Since then, the technology has been used not only in vaccines for infectious diseases, but also as a means to boost the immune system to fight cancer. The mRNA can target tumor-associated antigens expressed primarily by cancer cells, such as certain growth factors. These therapeutic, rather than prophylactic, vaccines have been tried in a variety of cancers, including acute myeloid leukemia, multiple myeloma, glioblastoma, melanoma, prostate cancer, and others.

There are fewer trials of regular therapies, but one that has drawn attention is an mRNA therapy for heart failure being developed by Moderna and AstraZeneca that encodes vascular endothelial growth factor A. Preclinical studies showed the creation of new blood vessels and improved cardiac function, and a phase I study in diabetic patients published in Communications from nature in 2019 it showed improved blood flow, which could indicate a “therapeutic potential for regenerative angiogenesis.”

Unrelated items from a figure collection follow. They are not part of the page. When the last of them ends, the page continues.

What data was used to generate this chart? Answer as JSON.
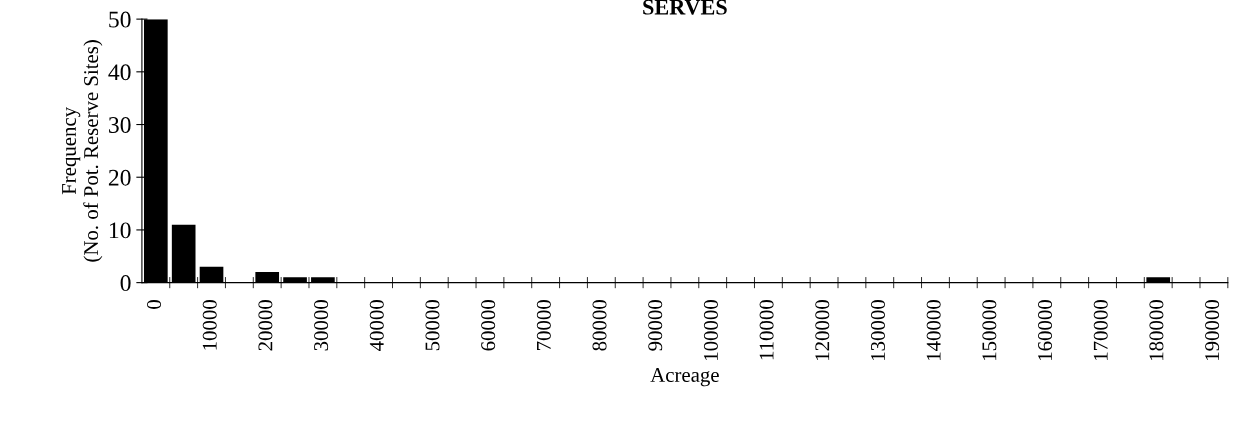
{
  "chart_data": {
    "type": "bar",
    "title": "SERVES",
    "xlabel": "Acreage",
    "ylabel": "Frequency\n(No. of Pot. Reserve Sites)",
    "categories": [
      "0",
      null,
      "10000",
      null,
      "20000",
      null,
      "30000",
      null,
      "40000",
      null,
      "50000",
      null,
      "60000",
      null,
      "70000",
      null,
      "80000",
      null,
      "90000",
      null,
      "100000",
      null,
      "110000",
      null,
      "120000",
      null,
      "130000",
      null,
      "140000",
      null,
      "150000",
      null,
      "160000",
      null,
      "170000",
      null,
      "180000",
      null,
      "190000"
    ],
    "values": [
      50,
      11,
      3,
      0,
      2,
      1,
      1,
      0,
      0,
      0,
      0,
      0,
      0,
      0,
      0,
      0,
      0,
      0,
      0,
      0,
      0,
      0,
      0,
      0,
      0,
      0,
      0,
      0,
      0,
      0,
      0,
      0,
      0,
      0,
      0,
      0,
      1,
      0,
      0
    ],
    "color": "#000000",
    "ylim": [
      0,
      50
    ],
    "yticks": [
      0,
      10,
      20,
      30,
      40,
      50
    ],
    "grid": false
  }
}
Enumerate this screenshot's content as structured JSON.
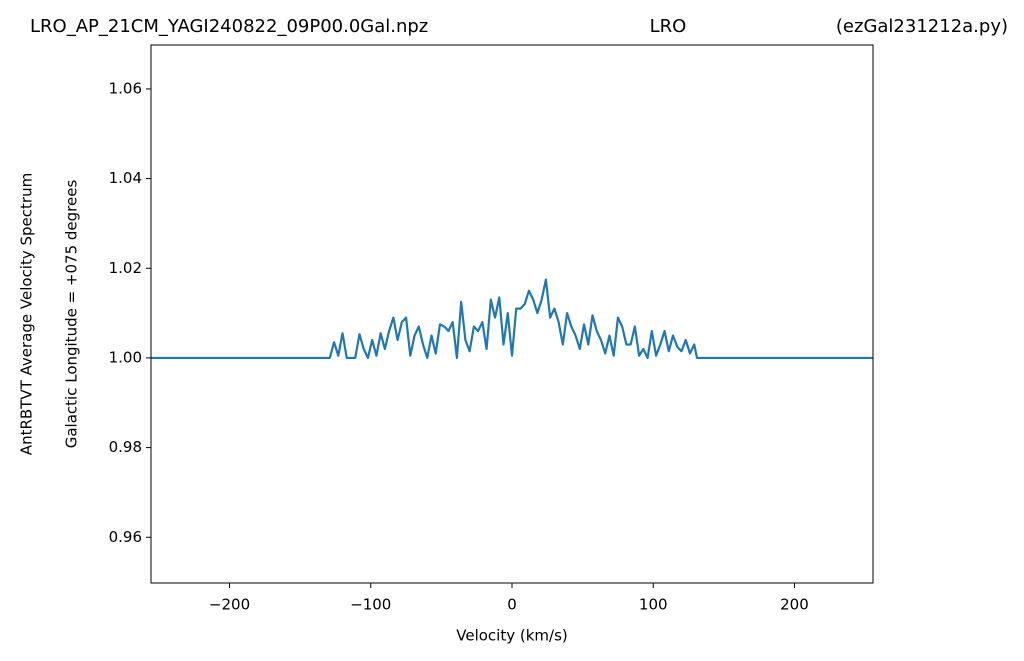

Whether the apparent success of the Pfizer and Moderna vaccines will spark a wave of mRNA therapeutic development remains to be seen, but Burton cautioned that the coronavirus spike protein “appears to be a particularly easy target.”

“Will RNA work for all vaccines? I don’t think we can say that yet,” Burton said. “It is a big step forward. It is very quick to do and it has many advantages. But I think SARS-CoV-2 is an easy test relative to some of the other viruses that we have to deal with.”